Philips has introduced a mirror which is also a TV (kind of a picture in picture).  Very cool, every bathroom should have one.  (And probably will, in ten years :)

Last week I had a great hallway conversation with some friends; given the progress with cell phones and PDAs over the past ten years, "what cool personal electronics will be introduced in the next ten years?"

My own suggestion - a handheld device which displays a bunch of medical information about you; heart rate, blood pressure, etc.  Maybe even dynamically monitors calorie intake.

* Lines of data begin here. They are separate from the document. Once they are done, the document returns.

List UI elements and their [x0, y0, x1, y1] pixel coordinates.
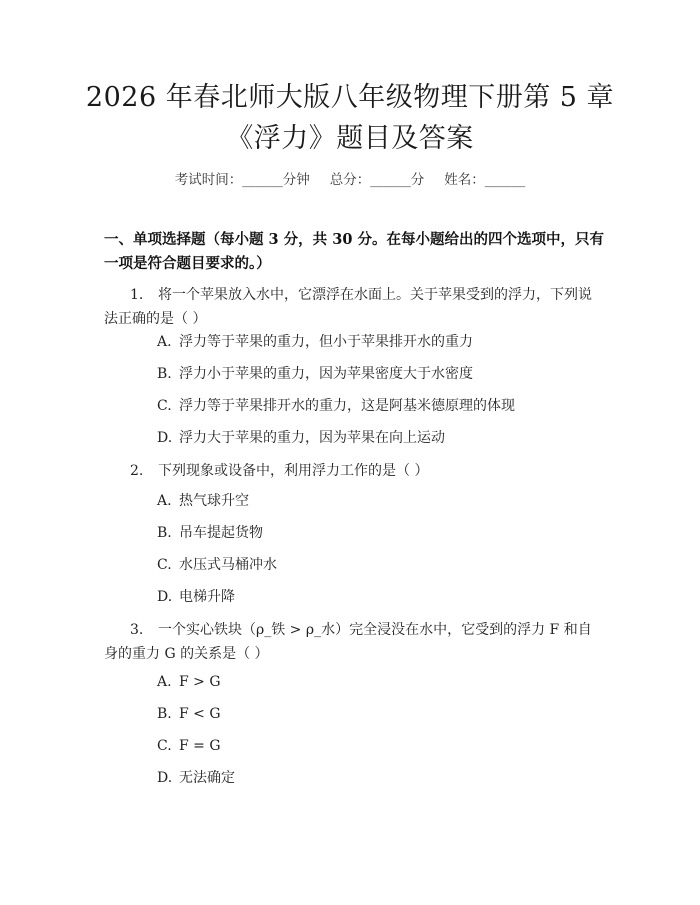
- question-1-option-b: [157, 364, 473, 384]
- option-text: F < G: [179, 706, 221, 722]
- option-text: 吊车提起货物: [179, 525, 263, 541]
- question-2: [104, 459, 604, 483]
- exam-meta-line: [0, 168, 700, 188]
- option-letter: A.: [157, 493, 172, 509]
- option-letter: C.: [157, 557, 172, 573]
- question-3-option-d: [157, 768, 235, 788]
- option-letter: B.: [157, 525, 172, 541]
- question-stem: 一个实心铁块（ρ_铁 > ρ_水）完全浸没在水中，它受到的浮力 F 和自身的重力 G 的关系是（ ）: [104, 622, 592, 662]
- question-1-option-d: [157, 428, 445, 448]
- question-stem: 将一个苹果放入水中，它漂浮在水面上。关于苹果受到的浮力，下列说法正确的是（ ）: [104, 287, 592, 327]
- student-name-field: 姓名：______: [444, 172, 526, 188]
- question-stem: 下列现象或设备中，利用浮力工作的是（ ）: [158, 463, 429, 479]
- option-letter: C.: [157, 738, 172, 754]
- question-3: [104, 618, 604, 666]
- question-number: 2.: [130, 463, 144, 479]
- question-2-option-c: [157, 555, 277, 575]
- question-3-option-a: [157, 672, 221, 692]
- option-text: 浮力等于苹果的重力，但小于苹果排开水的重力: [179, 334, 473, 350]
- question-1: [104, 283, 604, 331]
- option-text: 浮力大于苹果的重力，因为苹果在向上运动: [179, 430, 445, 446]
- document-title-line-1: 2026 年春北师大版八年级物理下册第 5 章: [85, 82, 615, 113]
- question-2-option-d: [157, 587, 235, 607]
- total-score-field: 总分：______分: [329, 172, 425, 188]
- option-text: 热气球升空: [179, 493, 249, 509]
- option-text: F = G: [179, 738, 221, 754]
- question-3-option-b: [157, 704, 221, 724]
- section-heading-single-choice: 一、单项选择题（每小题 3 分，共 30 分。在每小题给出的四个选项中，只有一项是符合题目要求的。）: [104, 231, 604, 272]
- document-title-line-2: 《浮力》题目及答案: [226, 123, 474, 154]
- option-letter: D.: [157, 430, 173, 446]
- question-number: 3.: [130, 622, 144, 638]
- question-1-option-c: [157, 396, 515, 416]
- question-2-option-b: [157, 523, 263, 543]
- option-text: 浮力等于苹果排开水的重力，这是阿基米德原理的体现: [179, 398, 515, 414]
- option-text: 浮力小于苹果的重力，因为苹果密度大于水密度: [179, 366, 473, 382]
- question-2-option-a: [157, 491, 249, 511]
- option-text: F > G: [179, 674, 221, 690]
- option-letter: B.: [157, 366, 172, 382]
- option-letter: D.: [157, 770, 173, 786]
- exam-time-field: 考试时间：______分钟: [174, 172, 310, 188]
- option-letter: C.: [157, 398, 172, 414]
- question-number: 1.: [130, 287, 144, 303]
- option-letter: B.: [157, 706, 172, 722]
- question-3-option-c: [157, 736, 221, 756]
- option-letter: A.: [157, 334, 172, 350]
- option-text: 电梯升降: [179, 589, 235, 605]
- option-letter: D.: [157, 589, 173, 605]
- option-letter: A.: [157, 674, 172, 690]
- option-text: 无法确定: [179, 770, 235, 786]
- option-text: 水压式马桶冲水: [179, 557, 277, 573]
- question-1-option-a: [157, 332, 473, 352]
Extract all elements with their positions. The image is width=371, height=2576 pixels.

And to prove that you really can find anything on the 'net, Japanese cocktail weenie art.  I am not making this up.

 

Sam Barros and Powerlabs

Saturday,  06/14/03  07:43 PM

Have you ever checked out Sam Barros and PowerlabsThis is such a cool site.  Every once in a while someone links one of his experiments from Slashdot, and it reminds me how cool it really is.

The most recent experiments involved using a Dremel router to spin CDs beyond their structural limit.  "A high speed rotating CD Rom is a bomb ready to explode and will send razor sharp plastic shrapnel in all directions when least expected."

If you're thinking this guy would make a fun neighbor, then you would really like his experiments with homemade cannons.  "The culminating point of this project was loading 30 grams of a potassium bromate/sugar/sulfur pyrotechnic mixture into the cannon with a 200 grams nitrocellulose hexanitrate propellant charge, and ramming the golf ball into it with a tight fitting cotton sabot."  He shot the golf ball over 6 miles.  Come to think of it, he wouldn't have to be your neighbor.

But if he was your neighbor, you'd want to be friendly, because he also has investigated rail guns.  The picture at right shows Sam with his latest rendition.  Basically he was able to get a working rail gun built in his garage, and he has the videos to prove it.  "RailGuns are by far the most spectacular type of electromagnetic accelerators ever developed. They hold the record for fastest object accelerated of a significant mass..."

Oh, yeah, Sam is 18, a freshman at Michigan Tech.  Whew.